Related discussions in #42.

There are two considerations we should take, both outlined by @pwaller:

1. return pointer to value.Value from Operands to allow mutation.
2. pass destination slice to Operands to avoid allocation

Regarding the first point, I think this will allow for a very powerful API. Similar to the IR traversal API (inspired by Go fix) that we have in irutil.Walk.

Regarding the second point. While preferable to keep memory allocations low, up until now, we've prioritized a simpler API for llir/llvm over potential to reduce memory allocations. In particular, for methods which allocate and return slices ((e.g. ir.Terminator.Succs). For consistency and a continued prioritization of simplified API, I think we should skip the second point and keep the API as simple as possible.

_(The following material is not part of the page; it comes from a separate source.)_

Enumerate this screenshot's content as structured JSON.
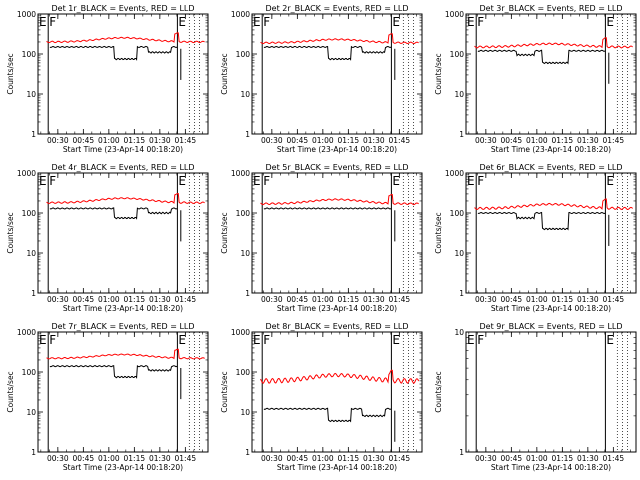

Suggested re-definition of ir.Instruction (and potentially ir.Terminator) interface:

package ir

// Instruction is an LLVM IR instruction. All instructions (except store and
// fence) implement the value.Named interface and may thus be used directly as
// values.
//
// An Instruction has one of the following underlying types.
//
// ...
type Instruction interface {
    LLStringer
    // isInstruction ensures that only instructions can be assigned to the
    // instruction.Instruction interface.
    isInstruction()
    // Operands returns a mutable list of operands of the instruction.
    Operands() []*value.Value
}

And correspondingly for ir.Terminator.

package ir

// Terminator is an LLVM IR terminator instruction (a control flow instruction).
//
// A Terminator has one of the following underlying types.
//
// ...
type Terminator interface {
    LLStringer
    // Succs returns the successor basic blocks of the terminator.
    Succs() []*Block
    // Operands returns a mutable list of operands of the terminator.
    Operands() []*value.Value
}

Cheers, Robin

[mewmew]

Related to this issue, the Operands method is implemented in PR #214.

[dannypsnl]

close by #214.